Vorab sollte ich erwähnen, dass ich mich für das Hörbuch entschieden habe. Ich habe zunächst eine eine gewisse Aufwärmphase gebraucht, um mich an Robert Petkoffs amerikanischen Akzent zu gewöhnen, aber schließlich bin ich doch ganz gut reingekommen. Seine ironischer Tonfall trifft genau den bissigen Duktus des Romans.

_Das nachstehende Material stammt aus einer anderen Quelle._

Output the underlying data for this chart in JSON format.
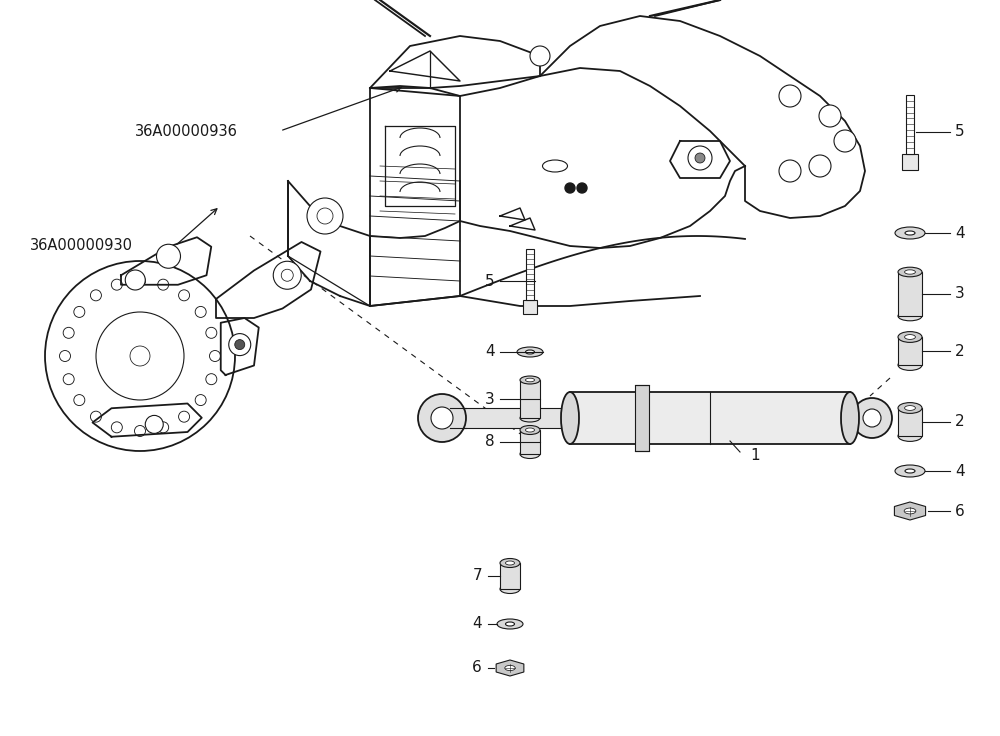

Beat the Reaper ist Josh Bazells Debütroman. Bazell schreibt witzig und temporeich; sein (Anti-) Held Peter/Pietro ist amüsant und ja, irgendwie auch sympathisch, auf seine ganz eigene, kaltschnäuzige Art. Die Story wirkt wohl nicht umsonst wie für's Kino geschrieben, tatsächlich ist eine Verfilmung bereits in Planung, bei der Leonardo DiCaprio seine Finger im Spiel haben soll. Dennoch kann ich mich den größtenteils überschwänglichen Kritiken nicht vorbehaltlos anschließen. Die Vergleiche mit House, den Sopranos und Tarantino erscheinen mir doch etwas hoch gegriffen. Bazell greift für meinen Geschmack einfach zu oft zu Klischees und driftet leider allzu häufig in belanglose Vulgaritäten ab. Zudem hat mich das halbherzige Ende enttäuscht, zu abrupt und unfertig erschien es mir und ließ mich irgendwie unbefriedigt zurück. Schade. Man hätte diese Geschichte, die von ihrer Grundidee her durchaus spannend ist, wesentlich eleganter umsetzen können. Dennoch darf man ruhig auf Bazells zweites Werk gespannt sein. Ich bin es jedenfalls.

Ich vergebe 3,5 von 5 möglichen Punkten.

Übrigens: Beat the Reaper wird am 11. März unter dem Titel Schneller als der Tod in Deutschland veröffentlicht. Die Audio-Version wird von Christoph Maria Herbst (Stromberg) gelesen.